I realized when I got back from my 3.7 mile hike last Sunday that I felt better than I ever have except a really good Yoga class for an exercise 'high'. And even though I added on a half mile and a quick stop at a convenience store for a candy bar ice cream, my time was still 1 hour 20 minutes. I felt powerful, strong, and capable.
And when I feel that way, I should watch out because the pit is about to open up.
In this case, it was my momentum. Monday when I got home, I messed around, sat down a lot, puttered about and finally MADE myself go to the gym for my 30 minute walk/run thing. It has been cold and rainy here in Atlanta -- totally unlike May should be -- and I just wanted potato soup and bread.
Tuesday AM came, the alarm went off, I rolled over. I did manage to fit in a workout before my Tuesday PM market on S Atlanta Rd but it was nip and tuck the whole way and I really didn't enjoy it.
Didn't work out at all on Wednesday and barely hit a snake at my other chores.
Thursday AM came and went and no workout so I blasted out of my real job, to the gym for a 75% workout, to the showers, to the East Atlanta Village market and then crashing at home.
Friday came -- it was misting rain but the grass needed to be cut, the recycles needed to be taken, can you hear the excuses??? and yes, no workout.
Today, Saturday was a cold, wet yucky day with a crappy Marietta market, shopping for the wedding reception tomorrow at church and yes, no workout.
No long hike tomorrow due to the reception.
Momentum is lost.
And having drug myself around in the rain, whined for a while to poor Don, and grouched a little to Cole, I realized that I use the adrenaline for an emotional crutch. A little down, get really busy, get something done, anything done, and the mood lifts, the spirits rise. On the flip side, when I use food and my food drug of choice is carbs, my spirits lower, I feel more sleepy, more down, more in the pit.

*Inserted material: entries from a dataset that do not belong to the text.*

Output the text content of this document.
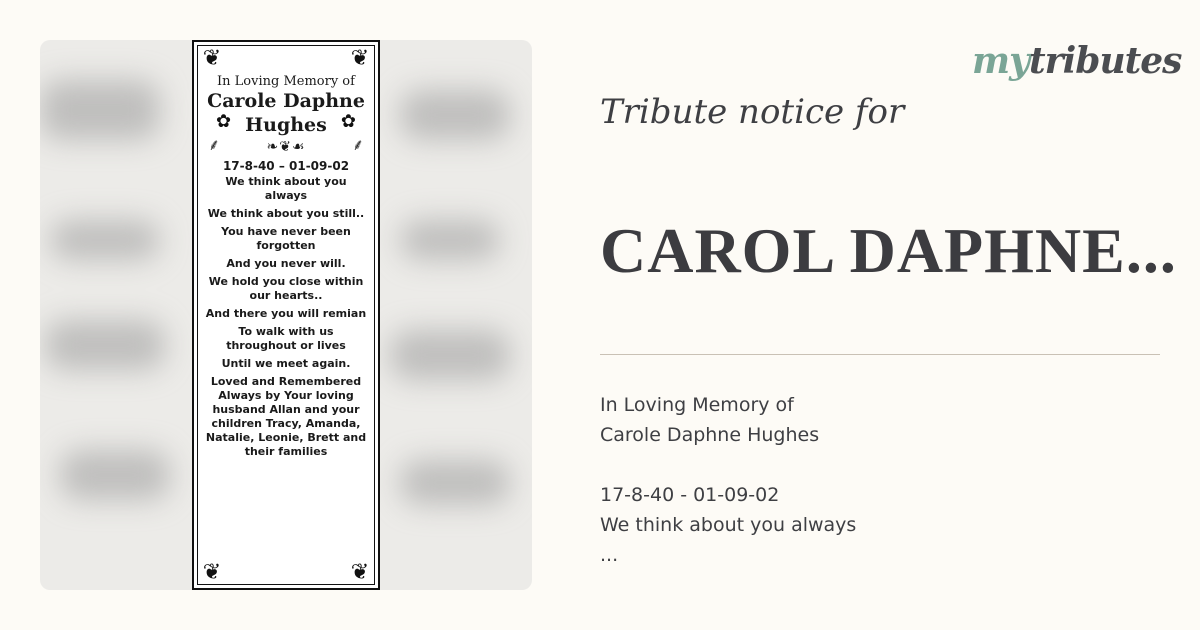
❦	❦
❦	❦
In Loving Memory of
Carole Daphne
✿ Hughes ✿
⸙	❧❦☙	⸙
17-8-40 – 01-09-02
We think about you always
We think about you still..
You have never been forgotten
And you never will.
We hold you close within our hearts..
And there you will remian
To walk with us throughout or lives
Until we meet again.
Loved and Remembered Always by Your loving husband Allan and your children Tracy, Amanda, Natalie, Leonie, Brett and their families
mytributes
Tribute notice for
CAROL DAPHNE...
In Loving Memory of
Carole Daphne Hughes
17-8-40 - 01-09-02
We think about you always
...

The question is -- how do you sustain a workout program like this -- a 10 year plan -- and not lose the momentum?
And into these meanderings lands an email from one of my favorite authors -- Pam Young of Sidetracked Home Executives. The email is about getting out of debt but it certainly applies to me and my lack of focus on exercise.
"As you may or may not know, I was 58 years old when I faced my debt. You have some great fun ahead of you, if you will choose to look at getting out of debt as a "fun" project. I said in the first book I ever wrote "You can only eat an elephant one bite at a time." You didn't get into this mess overnight and you are not going to get out of it overnight. If you look at the whole picture that's when you get overwhelmed and freeze up, put yourself down, get depressed etc. Also, when you look at the whole elephant it looks impossible! So, the trick is to take your knowledge of the debt (which is so necessary but hard to face) and "enjoy" the journey out of debt. It's baby step joys! It's walking out of Safeway with cash you would have spent by not being aware of your little inner child who wants what she wants and wants it now! It's getting a sense of being proud that you put $10 or $15 or $25 into a savings account for the month, because you are establishing the habit. It's your behavior that got you in debt and it will be your behavior that gets you out. Work one day at a time with the changes you want to make."
It is being proud when you roll over on Tuesday morning but still fly by the gym Tuesday afternoon and do 75% of the workout.
And to that endeavor, I plan on doing a 'small' training hike tomorrow. I will do 2 miles and plaster a gold star for that one. Baby steps, baby steps.